In der russischen Duma sitzen sogar 30 der 66 Milliardäre, die es in Russland schon gibt, wovon wiederum auch 30 in Moskau, einige aber auch in London leben. Die Zahl der Milliardäre verzehnfachte sich in Russland seit seiner Amtsübernahme von Putin im Jahr 2000, wobei der zunehmende Wohlstand auch in Russland nicht gleich verteilt ist. Die Rentner müssen nach wie vor im Durchschnitt mit unter 100 € im Monat auskommen. Nachdem Putin nach der Verfassung ein Drittes Mal bei der Präsidentschaftswahl nicht mehr antreten darf, will er nun als Spitzenkandidat der kremlnahen Partei „Geeintes Russland“ für das Amt des Ministerpräsidenten kandidieren. Schon zuvor entließ er die Regierung und setzte als neuen Primier den ehemaligen Chef der Finanzaufsicht Subkow ein. Subkow gilt nun zusammen mit dem Aufsichtsratsvorsitzenden Medwedew und dem Ex-Verteidigungsminister Iwanow, auch „der Falke“ genannt, als „geeigneter“ Präsidentschaftskandidat, der das Amt im Sinne von Putin weiterführen könnte, wobei das Parlament unter Putin als Primier wahrscheinlich mehr Macht als zuvor haben wird. Auch die Moskauer Börse reagierte auf die brisanten News bisher positiv. Der RTS-Index überschritt am Freitag erstmals die 2100-er Marke und erreichte damit zwar auch ein neues Allzeit-Hoch; performte gegenüber den restlichen Ostbörsen mit einem Plus von 10% bisher unterdurchschnittlich. Allerdings schnitten Telekom-, Konsum- und Stahlaktien mit einer Performance von über 40% im Durchschnitt weit besser ab als die in den Indices hochgewichteten Öl/Gaswerte. Ich werde am bei der letzten großen Investmentkonferenz vor den Parlamentswahlen am 17./18.Oktober in Moskau sein. Russland, insbesondere die Boomtown Moskau, ist so „großartig“, dynamisch spannend und widersprüchlich zugleich, dass ich Ihnen nur raten kann, auch einmal eine Reise nach Moskau zu machen, um sich ein Bild „vor Ort“ zu machen. Ein Billigurlaub wird es aber nicht werden, da Moskau mittlerweile die teuerste Stadt in Europa ist.

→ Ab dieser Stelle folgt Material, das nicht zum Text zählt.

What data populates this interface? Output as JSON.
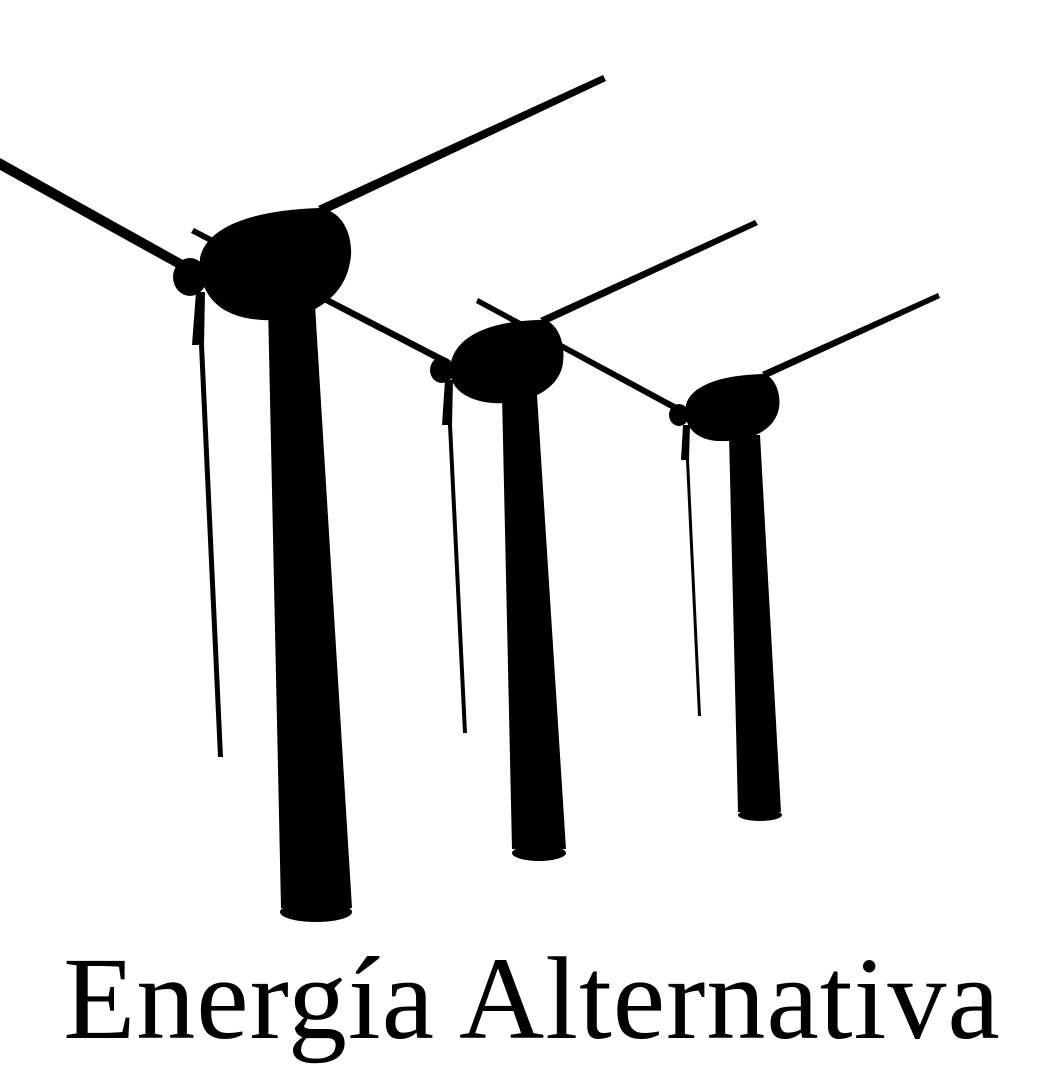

Fazit: Die Ostbörsen machen den Anleger weiterhin viel Freude, werden aber wohl auch in Zukunft durch „politische Entwicklungen“ in den Bann gezogen, was nicht von Nachteil sein muss. Auch in Polen finden demnächst Neuwahlen statt. Auch dies ist ein Finanzplatz, der international mehr Aufmerksamkeit verdient, weil die wirtschaftlichen Fortschritte weit besser sind als die politischen. Immerhin sitzen in den osteuropäischen Parlamenten weit mehr Leute mit wirtschaftlichem Background und Erfahrung als in Deutschland, wo Beamte, Rechtsanwälte, Bürokraten das Sagen haben und die Wirtschaftskapitäne bestenfalls nur hoch dotierte Beratungsmandate haben. Vielleicht ist das osteuropäische „Demokratiemodell“ insofern sogar doch das bessere…!
Hinweis: Der Autor wird am 10.Oktober um 18.15 Uhr auf N24 (siehe www.n24.de/boerse, dort Live-Stream um 18.30 Uhr oder später unter Investmentvideos) über die Chancen in Russland interviewt werden und am 26. Oktober in Bloomberg TV. Das nächste ESI-Ostbörsen-Seminar „Go East – Die Karawane zieht weiter““ findet am 25. Oktober in Frankfurt/M statt. Anmeldung unter ESI GmbH, Jüthornstr. 88, 22043 Hamburg, Tel: 040/6570883; Fax: 040/6570884, E-Mail: info@eaststock.de, web: www.eaststock.de.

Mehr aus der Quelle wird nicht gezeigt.